09 July, 2013

Find your teacher

Today was Gentle Yoga with Elizabeth McElveen.

Elizabeth walked into class quietly, and rotated her mat so that it was aligned parallel to ours, instead of the usual orientation of perpendicular at the front of the room. She sat down, facing us, and closed her eyes. And that was the indication that class had started. So we sat. Several minutes passed, and she then asked us to find our way to Downward-Facing Dog. From there, we went to Rag Doll, and rolled up to standing in Mountain Pose, as most classes begin. But it was different today because there was this silence at the start of class, where there are typically many words. The words, instead, came here in Mountain Pose. We stood at "yoga attention" as Elizabeth spoke about "finding our teacher." Troy Lucero is Elizabeth's teacher, and it took her many years to find a person she could call her teacher. And she offered us this: Once you have found your teacher, the one who speaks to you in a unique way that you understand, stick with that teacher. The way to go deeper is to find your teacher and then go deep with them. To go to so many different teachers, we will hear many different instructions, some of which may be conflicting, because each teacher and, moreover, each school of yoga, has its own way of doing the poses. It's not that one is right and one is wrong (though there are cases of this), but more importantly, it is hard to move forward if we are moving in many different directions.

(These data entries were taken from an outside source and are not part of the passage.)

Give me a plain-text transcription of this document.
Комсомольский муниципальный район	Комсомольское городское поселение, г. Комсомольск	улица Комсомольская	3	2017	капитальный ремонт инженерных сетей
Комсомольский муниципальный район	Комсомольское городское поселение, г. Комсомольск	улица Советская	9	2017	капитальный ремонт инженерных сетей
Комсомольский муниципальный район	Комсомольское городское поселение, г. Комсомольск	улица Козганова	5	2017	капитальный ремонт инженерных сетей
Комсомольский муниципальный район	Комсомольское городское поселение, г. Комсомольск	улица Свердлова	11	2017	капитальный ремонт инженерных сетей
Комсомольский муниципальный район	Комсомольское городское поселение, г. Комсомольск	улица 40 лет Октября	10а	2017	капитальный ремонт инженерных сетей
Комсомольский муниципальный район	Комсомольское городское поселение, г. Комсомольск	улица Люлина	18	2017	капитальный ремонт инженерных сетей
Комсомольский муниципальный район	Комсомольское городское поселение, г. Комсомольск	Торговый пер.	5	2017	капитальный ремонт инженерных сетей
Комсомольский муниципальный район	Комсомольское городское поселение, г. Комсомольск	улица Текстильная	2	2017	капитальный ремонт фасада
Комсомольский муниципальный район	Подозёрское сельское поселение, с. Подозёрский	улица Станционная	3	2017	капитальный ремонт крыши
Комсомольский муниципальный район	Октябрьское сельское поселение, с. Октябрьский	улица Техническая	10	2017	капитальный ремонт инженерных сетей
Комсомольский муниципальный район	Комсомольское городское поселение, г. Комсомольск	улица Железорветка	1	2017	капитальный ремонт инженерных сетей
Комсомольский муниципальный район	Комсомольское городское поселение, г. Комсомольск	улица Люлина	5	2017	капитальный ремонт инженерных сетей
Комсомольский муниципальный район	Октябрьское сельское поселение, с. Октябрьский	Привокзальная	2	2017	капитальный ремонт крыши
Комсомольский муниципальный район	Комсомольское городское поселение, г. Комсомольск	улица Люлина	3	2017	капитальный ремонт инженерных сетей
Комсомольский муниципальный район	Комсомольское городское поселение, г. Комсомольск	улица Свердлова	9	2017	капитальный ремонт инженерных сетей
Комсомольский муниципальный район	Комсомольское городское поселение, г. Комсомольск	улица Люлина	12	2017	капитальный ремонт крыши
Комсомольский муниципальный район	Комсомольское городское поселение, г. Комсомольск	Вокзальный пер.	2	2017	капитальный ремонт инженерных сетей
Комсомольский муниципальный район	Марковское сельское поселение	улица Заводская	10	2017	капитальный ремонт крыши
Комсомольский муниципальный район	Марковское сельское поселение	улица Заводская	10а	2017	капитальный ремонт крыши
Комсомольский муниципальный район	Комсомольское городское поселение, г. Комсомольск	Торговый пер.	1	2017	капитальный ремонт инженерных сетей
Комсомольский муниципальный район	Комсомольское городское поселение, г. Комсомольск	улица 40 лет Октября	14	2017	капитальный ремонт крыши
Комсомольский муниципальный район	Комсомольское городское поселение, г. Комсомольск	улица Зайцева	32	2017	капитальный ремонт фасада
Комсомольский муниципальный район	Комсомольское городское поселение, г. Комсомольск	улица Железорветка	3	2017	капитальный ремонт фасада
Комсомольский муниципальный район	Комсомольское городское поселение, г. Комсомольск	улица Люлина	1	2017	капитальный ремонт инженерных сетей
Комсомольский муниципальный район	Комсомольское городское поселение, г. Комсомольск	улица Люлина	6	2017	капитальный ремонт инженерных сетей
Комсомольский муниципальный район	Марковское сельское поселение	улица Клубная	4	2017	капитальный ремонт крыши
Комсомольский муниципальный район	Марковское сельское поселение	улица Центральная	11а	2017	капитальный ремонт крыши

It's interesting. That doesn't entirely resonate for me, though I do understand it. I have found, as I said before, that the inner voices that guide me end up being a collage of the "greatest hits" of many of my most treasured teachers. I do not disagree that going most deeply into the purity of a practice might involve a single guru, and a consistent trajectory. But right now, one of the joys of practice for me is having the opportunity to hear these different voices. Maybe it's the difference between being 1-2 years into my practice, versus being 10 years in?

Today, we spent time focusing on the subtleties of the "simplest" poses and sequences. Keeping the legs very straight during the entire Sun A sequence. The change to bending the knees deeply and arching the back in the Sun B series. Back to the straight legs again for Triangle and Half Moon. And then a series of very deep stretches on the floor. The practice, though gentle from the standpoint of heat and speed, is very deep and very intense.

At the end of class, we again broke the standard protocol. Elizabeth had all of us move to a wall, and position ourselves with legs up the wall. We spent a fairly lengthy time resting in the pose. Then we turned around so we were sitting with our backs against the wall, and she offered the closing remarks of class. That had been our Savasana. It was not called out as such, but it was fairly evident that is what it was. It was a very intriguing class today of slight off-centeredness.

Interesting to me (coming back to the teacher topic again) is the fact that I wouldn't want to give up the variety of the different teachers, even at the expense of going deeper. I have seen this pattern play itself out in so many different venues in my life. Regarding career, relationships, hobbies. I am always wanting to broaden my experiences. I am rarely wanting to lock in, narrowing the possibilities. I don't know what to do with that. Is it an area of opportunity for me to potentially recognize that as a flaw that limits me? Or is it a characteristic of "Who I Am" that is not to be discarded, but understood and embraced?

Presumably, all things shall become clear in due time.